“I’ve got a lot of problems with you people, and you’re gonna hear about it!”
Those words have begun the tradition of Festivus, from its inception in the household of Frank and Estelle Costanza in the 1960s to the Festivian celebrations that have spread to all corners of the globe since the holiday was popularized in a 1997 episode of Seinfeld. (The Library of Congress even has a page about it.)
Festivus is celebrated today, December 23.
As Frank Costanza once explained to Cosmo Kramer:
Frank: Many Christmases ago, I went to buy a doll for my son. I reached for the last one they had, but so did another man. As I rained blows upon him, I realized there had to be another way.
Kramer: What happened to the doll?
Frank: It was destroyed. But out of that a new holiday was born. A Festivus for the rest of us!
Kramer: That must have been some kind of doll.
Frank: She was.
Traditional Festivus celebrations begin with family and friends sitting down at the dinner table, but instead of saying grace and expressing thanks for the meal, the presence of loved ones and health, there’s an Airing of Grievances. In the words of Frank: “At the Festivus dinner, you gather your family around, and tell them all the ways they have disappointed you over the past year!”
In the spirit of tradition, we turn to Buddy to kick off our Festivian festivities:
The Airing of Grievances
Buddy: ‘Thank you. I’ve got a lot of problems with you people, and now you’re gonna hear about it!
Big Buddy! This is, what, the fourth Christmas in a row that I’ve asked for a Roomba? And yet if I went and snooped through your little stash of Christmas presents, would I find a Roomba? I don’t think so!
And that’s not even the worst part. You let me go without turkey for four weeks this year! Four weeks! Oh I know the excuses. ‘There’s a shortage! The country has big time logistical issues. There aren’t enough truck drivers. Transport ships are sitting off shore, waiting to dock. Store shelves are bare.’ You know what? None of those things are my problem! How could you let me go without turkey for so long?

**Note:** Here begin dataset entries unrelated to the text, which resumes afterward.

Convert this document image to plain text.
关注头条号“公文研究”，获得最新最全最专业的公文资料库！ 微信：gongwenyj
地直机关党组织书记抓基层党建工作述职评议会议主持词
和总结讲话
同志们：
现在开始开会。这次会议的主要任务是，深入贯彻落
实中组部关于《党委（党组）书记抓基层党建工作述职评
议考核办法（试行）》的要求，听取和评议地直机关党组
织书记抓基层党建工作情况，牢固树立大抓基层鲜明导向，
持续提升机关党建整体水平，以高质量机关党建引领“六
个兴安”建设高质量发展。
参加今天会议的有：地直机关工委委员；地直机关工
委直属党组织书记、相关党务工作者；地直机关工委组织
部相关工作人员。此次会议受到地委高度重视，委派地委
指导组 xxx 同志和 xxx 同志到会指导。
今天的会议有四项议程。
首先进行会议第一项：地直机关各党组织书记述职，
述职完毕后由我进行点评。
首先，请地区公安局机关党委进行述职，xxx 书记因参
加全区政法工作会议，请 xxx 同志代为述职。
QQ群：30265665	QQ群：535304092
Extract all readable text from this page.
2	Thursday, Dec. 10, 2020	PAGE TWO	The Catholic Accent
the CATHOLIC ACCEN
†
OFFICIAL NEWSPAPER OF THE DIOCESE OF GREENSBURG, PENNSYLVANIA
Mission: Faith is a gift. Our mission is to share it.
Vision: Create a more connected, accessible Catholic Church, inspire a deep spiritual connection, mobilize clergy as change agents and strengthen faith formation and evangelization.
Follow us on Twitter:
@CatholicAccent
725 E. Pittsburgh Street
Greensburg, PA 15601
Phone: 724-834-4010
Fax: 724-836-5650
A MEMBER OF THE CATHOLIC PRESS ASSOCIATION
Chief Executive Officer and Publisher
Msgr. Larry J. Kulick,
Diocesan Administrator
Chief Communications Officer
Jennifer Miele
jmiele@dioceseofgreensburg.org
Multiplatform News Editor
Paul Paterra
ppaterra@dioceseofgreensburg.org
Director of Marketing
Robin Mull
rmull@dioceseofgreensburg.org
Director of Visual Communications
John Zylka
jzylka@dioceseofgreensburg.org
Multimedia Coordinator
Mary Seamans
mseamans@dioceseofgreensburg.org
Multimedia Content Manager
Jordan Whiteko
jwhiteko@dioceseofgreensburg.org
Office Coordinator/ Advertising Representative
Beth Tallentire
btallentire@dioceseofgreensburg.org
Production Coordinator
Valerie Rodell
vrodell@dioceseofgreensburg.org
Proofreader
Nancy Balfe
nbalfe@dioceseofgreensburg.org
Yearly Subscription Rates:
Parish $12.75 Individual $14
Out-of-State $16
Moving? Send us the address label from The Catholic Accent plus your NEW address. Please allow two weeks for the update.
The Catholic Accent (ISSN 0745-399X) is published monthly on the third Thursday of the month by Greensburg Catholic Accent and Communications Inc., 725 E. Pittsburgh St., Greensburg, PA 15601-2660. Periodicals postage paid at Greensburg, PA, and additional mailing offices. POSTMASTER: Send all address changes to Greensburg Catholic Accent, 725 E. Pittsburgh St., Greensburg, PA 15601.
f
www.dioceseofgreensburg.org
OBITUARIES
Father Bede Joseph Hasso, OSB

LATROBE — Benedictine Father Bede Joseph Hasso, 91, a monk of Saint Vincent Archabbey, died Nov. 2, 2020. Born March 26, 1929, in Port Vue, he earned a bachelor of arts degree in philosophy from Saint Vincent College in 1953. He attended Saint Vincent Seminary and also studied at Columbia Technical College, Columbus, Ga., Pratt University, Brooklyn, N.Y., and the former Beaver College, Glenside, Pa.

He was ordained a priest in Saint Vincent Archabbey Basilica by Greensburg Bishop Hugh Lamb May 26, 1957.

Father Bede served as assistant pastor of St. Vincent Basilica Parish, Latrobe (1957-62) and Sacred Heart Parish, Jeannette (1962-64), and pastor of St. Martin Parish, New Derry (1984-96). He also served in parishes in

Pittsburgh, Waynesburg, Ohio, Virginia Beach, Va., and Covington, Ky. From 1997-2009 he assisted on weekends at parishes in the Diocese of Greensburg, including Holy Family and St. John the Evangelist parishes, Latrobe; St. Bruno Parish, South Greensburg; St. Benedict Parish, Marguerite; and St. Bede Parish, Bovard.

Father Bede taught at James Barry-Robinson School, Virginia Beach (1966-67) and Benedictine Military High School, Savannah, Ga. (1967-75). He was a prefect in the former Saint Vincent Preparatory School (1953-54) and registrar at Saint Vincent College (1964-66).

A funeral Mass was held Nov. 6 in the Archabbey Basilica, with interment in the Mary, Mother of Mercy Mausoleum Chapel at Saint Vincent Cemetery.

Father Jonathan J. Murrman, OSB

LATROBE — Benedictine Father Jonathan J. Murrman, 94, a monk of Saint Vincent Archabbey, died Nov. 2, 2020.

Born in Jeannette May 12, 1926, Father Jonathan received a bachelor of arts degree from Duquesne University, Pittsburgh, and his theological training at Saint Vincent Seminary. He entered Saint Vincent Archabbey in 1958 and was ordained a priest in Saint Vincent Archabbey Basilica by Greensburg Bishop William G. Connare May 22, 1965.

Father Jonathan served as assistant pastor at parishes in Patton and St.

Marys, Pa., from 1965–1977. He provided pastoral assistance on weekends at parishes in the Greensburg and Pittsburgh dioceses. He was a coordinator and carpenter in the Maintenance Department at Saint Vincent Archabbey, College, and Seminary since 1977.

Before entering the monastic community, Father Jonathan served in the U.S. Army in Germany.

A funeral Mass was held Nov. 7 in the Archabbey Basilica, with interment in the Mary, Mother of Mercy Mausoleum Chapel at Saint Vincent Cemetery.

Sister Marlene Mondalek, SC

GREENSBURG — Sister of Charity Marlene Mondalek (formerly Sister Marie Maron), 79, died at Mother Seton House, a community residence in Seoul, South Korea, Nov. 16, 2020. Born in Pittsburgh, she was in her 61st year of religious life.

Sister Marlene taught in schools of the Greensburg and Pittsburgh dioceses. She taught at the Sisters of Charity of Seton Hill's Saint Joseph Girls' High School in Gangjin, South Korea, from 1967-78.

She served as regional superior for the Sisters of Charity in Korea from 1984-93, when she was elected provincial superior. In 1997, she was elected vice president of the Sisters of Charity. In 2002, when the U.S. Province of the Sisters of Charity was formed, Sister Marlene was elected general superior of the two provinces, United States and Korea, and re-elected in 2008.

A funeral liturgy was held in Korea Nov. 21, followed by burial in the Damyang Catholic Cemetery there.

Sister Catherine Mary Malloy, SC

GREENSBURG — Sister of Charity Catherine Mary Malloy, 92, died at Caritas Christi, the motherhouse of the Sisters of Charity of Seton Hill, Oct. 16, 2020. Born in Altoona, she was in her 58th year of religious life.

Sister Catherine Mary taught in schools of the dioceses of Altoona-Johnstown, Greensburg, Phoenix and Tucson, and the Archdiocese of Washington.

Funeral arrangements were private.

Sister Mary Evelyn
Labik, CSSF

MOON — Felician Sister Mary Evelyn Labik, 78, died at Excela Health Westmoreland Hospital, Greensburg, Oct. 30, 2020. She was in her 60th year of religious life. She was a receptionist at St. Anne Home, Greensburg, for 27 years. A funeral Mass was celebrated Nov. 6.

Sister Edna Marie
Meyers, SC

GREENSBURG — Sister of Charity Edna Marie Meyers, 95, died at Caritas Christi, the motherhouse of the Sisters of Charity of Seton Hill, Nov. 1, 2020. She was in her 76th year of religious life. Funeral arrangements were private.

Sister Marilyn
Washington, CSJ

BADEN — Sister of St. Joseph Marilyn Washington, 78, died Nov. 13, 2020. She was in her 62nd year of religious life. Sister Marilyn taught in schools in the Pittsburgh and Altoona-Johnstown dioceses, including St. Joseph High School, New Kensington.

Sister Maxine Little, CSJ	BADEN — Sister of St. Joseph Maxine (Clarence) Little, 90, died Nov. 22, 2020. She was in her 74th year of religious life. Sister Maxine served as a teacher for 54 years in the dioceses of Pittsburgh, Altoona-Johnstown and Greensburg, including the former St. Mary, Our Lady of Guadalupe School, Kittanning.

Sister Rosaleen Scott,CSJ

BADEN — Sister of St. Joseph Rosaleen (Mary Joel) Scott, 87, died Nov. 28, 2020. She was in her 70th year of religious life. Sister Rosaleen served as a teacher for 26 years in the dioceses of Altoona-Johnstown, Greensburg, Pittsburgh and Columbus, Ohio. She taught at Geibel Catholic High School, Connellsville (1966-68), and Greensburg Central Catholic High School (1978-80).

PITB readers! I got a lot of problems with you people too, and you’re gonna hear about them! How could you allow Big Buddy to write so many posts about other cats and other things? This is my blog. The topic is supposed to be Buddy. Yet you all “lol” and “roflmao” when he writes stories about other cats. Unacceptable! And you made fun of my roar, calling it a kitten meow! I’ll have you know I strike fear into the hearts of cats and dogs alike with my roar!’
The Festivus Pole
Unlike the gaudy decorations of Christmas, the quintessential Festivus decoration is a simple aluminum pole with a high strength-to-weight ratio. It must not be embellished. Said Frank Costanza: “I find tinsel distracting.”
Festivus poles are wonderful decorations for households with cats. Your cat will love attacking it and knocking it over. For even more fun, wrap sisal rope around the pole to provide your cat with another vertical scratcher.
The Feats of Strength
After the traditional Festivus meal and Airing of Grievances comes the denouement of the holiday: The Feats of Strength. Festivus is not officially over until the head of the household is pinned in a wrestling match.
According to FestivusWeb, to avoid injury it’s acceptable — even encouraged — to celebrate with lower-stakes feats of strength, including arm wrestling, board games, a dance off or beer pong.
Buddy has never been defeated in the Feats of Strength, which means Festivus never really ends here. Few guests are willing to put themselves on the wrong end of Buddy’s claws.
Festivus is an intentionally non-commercial holiday. However, Buddy reluctantly accepts gifts of turkey, Roombas, catnip, toys and boxes. For your two-legged friends, a donation to The Human Fund is a perfect Festivus gift! The Human Fund™: Money for People.